If you encounter any issues or have suggestions, please open an issue.

Major updates

23-09-2024: a new function for multi-class classification is added, check out the tutorial for multi-class classification on how to use the function (eSHAP_plot_multiclass.R).

License

This package is released under the MIT License.

References

Zargari Marandi R, Leung P, Sigera C, Murray DD, Weeratunga P, Fernando D, Rodrigo C, Rajapakse S, MacPherson CR, (2023). Development of a machine learning model for early prediction of plasma leakage in suspected dengue patients. PLoS Negl Trop Dis 17(3): e0010758. doi:10.1371/journal.pntd.0010758

Lang M, Binder M, Richter J, Schratz P, Pfisterer F, Coors S, Au Q, Casalicchio G, Kotthoff L, Bischl B, (2019). mlr3: A modern object-oriented machine learning framework in R. Journal of Open Source Software. doi:10.21105/joss.01903

Molnar C, Bischl B, Casalicchio G, (2018). iml: An R package for Interpretable Machine Learning.JOSS, 3(26), 786. doi:10.21105/joss.00786

Lundberg SM and Lee SI, (2017). A unified approach to interpreting model predictions. Advances in neural information processing systems.arXiv:1705.07874

Ludvig Renbo Olsen and Hugh Benjamin Zachariae, (2022). cvms: Cross-Validation for Model Selection.

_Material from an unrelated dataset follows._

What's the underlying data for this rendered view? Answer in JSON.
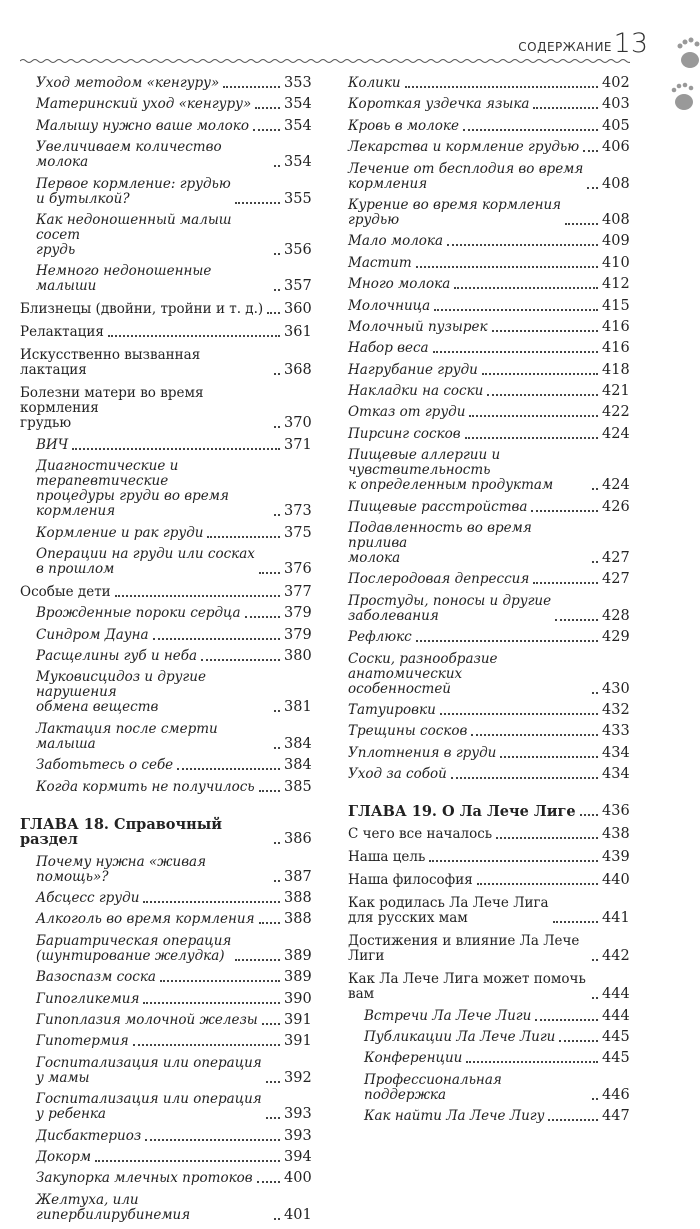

R package version 1.3.4. https://CRAN.R-project.org/package=cvms

R Core Team (2021). R: A language and environment for statistical computing. R Foundation for Statistical Computing, Vienna, Austria. URL https://www.R-project.org/.

Acknowledgements

Many thanks to my colleagues at CHIP/PERSIMUNE to support this work by their feedback. In addition, thanks to the CRAN team as well as the authors and maintainers of all the utilized packages for their dedication to advancing the R ecosystem.

Funding

This work was supported by the Danish National Research Foundation (DNRF126).